Q: I assumed a non-qualifying FHA loan in 2002. After 6 months I was allowed to streamline refinance the loan which I did.

However I never received a warranty deed after the refinance was done.

In April, 2004 the mortgage company gave me a quitclaim deed that was signed by the seller because there was no deed transferred in my name after I assumed the loan. It looks to me as though the seller sold me the house in 2004 with an assumable loan.

I have been trying to get a settlement with a national company regarding the siding of the home. They will not accept the quitclaim deed as my legal ownership. They require a warranty deed. What can I do?

A: It doesn’t seem that the loan or the refinancing of your loan has anything to do with your issue. The real issue you face is whether the original deed that conveyed title to you when you purchased the property was lost and the escrow agent or someone else found the seller and had the seller sign a new deed to you.

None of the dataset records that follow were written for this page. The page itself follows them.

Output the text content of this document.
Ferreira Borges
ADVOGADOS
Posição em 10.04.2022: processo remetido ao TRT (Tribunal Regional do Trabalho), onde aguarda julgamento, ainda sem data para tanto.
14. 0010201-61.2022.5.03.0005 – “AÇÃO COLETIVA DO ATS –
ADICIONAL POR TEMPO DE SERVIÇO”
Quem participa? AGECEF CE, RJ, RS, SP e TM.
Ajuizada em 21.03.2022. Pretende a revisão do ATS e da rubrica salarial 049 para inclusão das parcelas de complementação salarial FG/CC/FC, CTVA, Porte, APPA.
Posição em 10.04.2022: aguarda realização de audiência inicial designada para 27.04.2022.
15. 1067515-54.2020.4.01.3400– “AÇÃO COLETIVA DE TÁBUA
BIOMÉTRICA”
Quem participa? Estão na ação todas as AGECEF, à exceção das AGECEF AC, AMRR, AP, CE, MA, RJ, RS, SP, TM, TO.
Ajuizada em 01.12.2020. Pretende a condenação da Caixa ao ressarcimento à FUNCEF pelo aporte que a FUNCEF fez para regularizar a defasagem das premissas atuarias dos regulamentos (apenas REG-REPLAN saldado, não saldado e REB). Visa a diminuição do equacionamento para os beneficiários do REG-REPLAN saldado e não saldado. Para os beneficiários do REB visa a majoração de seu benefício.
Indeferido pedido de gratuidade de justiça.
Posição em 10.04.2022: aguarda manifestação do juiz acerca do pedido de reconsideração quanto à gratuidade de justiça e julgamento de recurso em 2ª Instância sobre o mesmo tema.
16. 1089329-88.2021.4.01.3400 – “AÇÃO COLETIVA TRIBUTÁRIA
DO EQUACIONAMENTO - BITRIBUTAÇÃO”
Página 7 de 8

A warranty deed and a quitclaim deed can both transfer title to a buyer. Usually a seller will transfer title to a buyer by means of a warranty deed. A warranty deed not only transfers title to a buyer but gives a representation by the seller to the buyer that the seller will defend the buyer against certain title defects that may affect the property.

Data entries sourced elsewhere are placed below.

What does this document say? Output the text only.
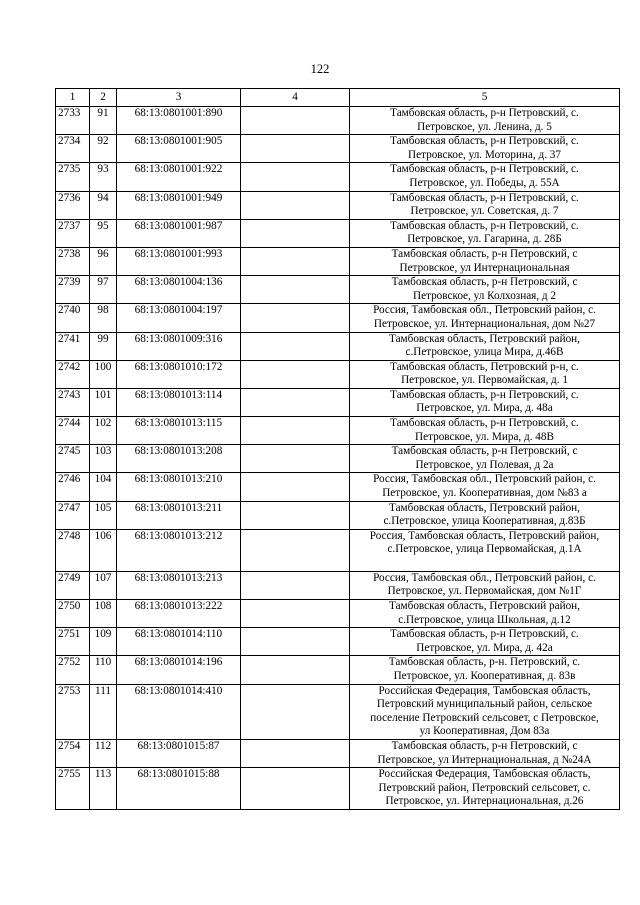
122
1	2	3	4	5
2733	91	68:13:0801001:890		Тамбовская область, р-н Петровский, с.
Петровское, ул. Ленина, д. 5

2734	92	68:13:0801001:905		Тамбовская область, р-н Петровский, с.
Петровское, ул. Моторина, д. 37

2735	93	68:13:0801001:922		Тамбовская область, р-н Петровский, с.
Петровское, ул. Победы, д. 55А

2736	94	68:13:0801001:949		Тамбовская область, р-н Петровский, с.
Петровское, ул. Советская, д. 7

2737	95	68:13:0801001:987		Тамбовская область, р-н Петровский, с.
Петровское, ул. Гагарина, д. 28Б

2738	96	68:13:0801001:993		Тамбовская область, р-н Петровский, с
Петровское, ул Интернациональная

2739	97	68:13:0801004:136		Тамбовская область, р-н Петровский, с
Петровское, ул Колхозная, д 2

2740	98	68:13:0801004:197		Россия, Тамбовская обл., Петровский район, с.
Петровское, ул. Интернациональная, дом №27

2741	99	68:13:0801009:316		Тамбовская область, Петровский район,
с.Петровское, улица Мира, д.46В

2742	100	68:13:0801010:172		Тамбовская область, Петровский р-н, с.
Петровское, ул. Первомайская, д. 1

2743	101	68:13:0801013:114		Тамбовская область, р-н Петровский, с.
Петровское, ул. Мира, д. 48а

2744	102	68:13:0801013:115		Тамбовская область, р-н Петровский, с.
Петровское, ул. Мира, д. 48В

2745	103	68:13:0801013:208		Тамбовская область, р-н Петровский, с
Петровское, ул Полевая, д 2а

2746	104	68:13:0801013:210		Россия, Тамбовская обл., Петровский район, с.
Петровское, ул. Кооперативная, дом №83 а

2747	105	68:13:0801013:211		Тамбовская область, Петровский район,
с.Петровское, улица Кооперативная, д.83Б

2748	106	68:13:0801013:212		Россия, Тамбовская область, Петровский район,
с.Петровское, улица Первомайская, д.1А

2749	107	68:13:0801013:213		Россия, Тамбовская обл., Петровский район, с.
Петровское, ул. Первомайская, дом №1Г

2750	108	68:13:0801013:222		Тамбовская область, Петровский район,
с.Петровское, улица Школьная, д.12

2751	109	68:13:0801014:110		Тамбовская область, р-н Петровский, с.
Петровское, ул. Мира, д. 42а

2752	110	68:13:0801014:196		Тамбовская область, р-н. Петровский, с.
Петровское, ул. Кооперативная, д. 83в

2753	111	68:13:0801014:410		Российская Федерация, Тамбовская область,
Петровский муниципальный район, сельское
поселение Петровский сельсовет, с Петровское,
ул Кооперативная, Дом 83а

2754	112	68:13:0801015:87		Тамбовская область, р-н Петровский, с
Петровское, ул Интернациональная, д №24А

2755	113	68:13:0801015:88		Российская Федерация, Тамбовская область,
Петровский район, Петровский сельсовет, с.
Петровское, ул. Интернациональная, д.26
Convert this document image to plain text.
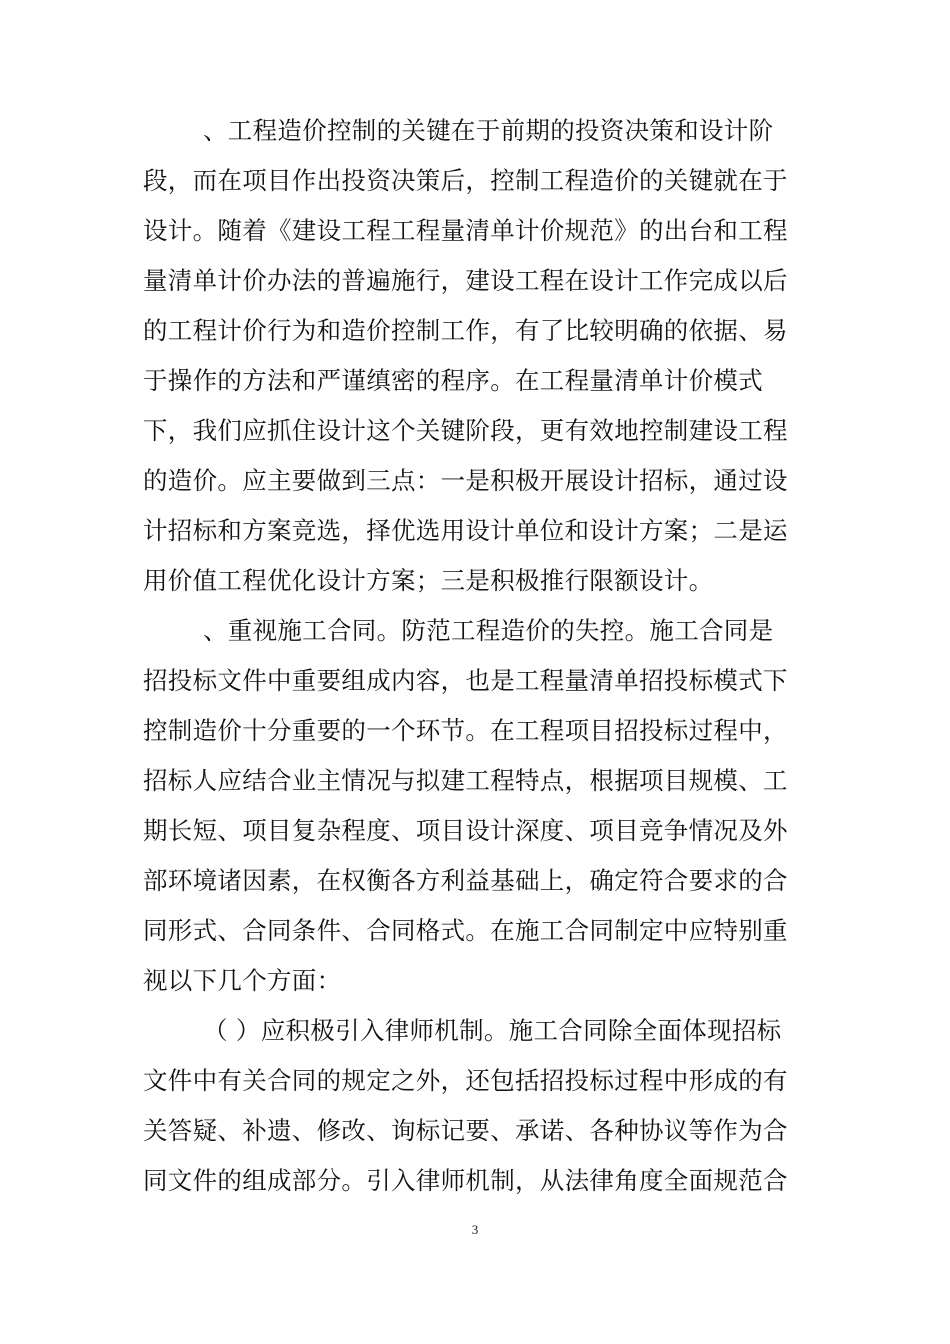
、工程造价控制的关键在于前期的投资决策和设计阶
段，而在项目作出投资决策后，控制工程造价的关键就在于
设计。随着《建设工程工程量清单计价规范》的出台和工程
量清单计价办法的普遍施行，建设工程在设计工作完成以后
的工程计价行为和造价控制工作，有了比较明确的依据、易
于操作的方法和严谨缜密的程序。在工程量清单计价模式
下，我们应抓住设计这个关键阶段，更有效地控制建设工程
的造价。应主要做到三点：一是积极开展设计招标，通过设
计招标和方案竞选，择优选用设计单位和设计方案；二是运
用价值工程优化设计方案；三是积极推行限额设计。
、重视施工合同。防范工程造价的失控。施工合同是
招投标文件中重要组成内容，也是工程量清单招投标模式下
控制造价十分重要的一个环节。在工程项目招投标过程中，
招标人应结合业主情况与拟建工程特点，根据项目规模、工
期长短、项目复杂程度、项目设计深度、项目竞争情况及外
部环境诸因素，在权衡各方利益基础上，确定符合要求的合
同形式、合同条件、合同格式。在施工合同制定中应特别重
视以下几个方面：
（ ）应积极引入律师机制。施工合同除全面体现招标
文件中有关合同的规定之外，还包括招投标过程中形成的有
关答疑、补遗、修改、询标记要、承诺、各种协议等作为合
同文件的组成部分。引入律师机制，从法律角度全面规范合
3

A quitclaim deed transfers any interest that a person may have in a property to another person. The issue your siding company has with the quitclaim deed is that any person can sign and deliver a quitclaim deed, particularly if they don’t have any interest in a piece of property.

But you should have one thing anybody else would not have — you should have received title insurance when you purchased your home. If you did, the title insurance policy will indicate that you are the owner of the property.

The quitclaim deed and a copy of the title insurance policy together should be sufficient to prove your ownership of the home.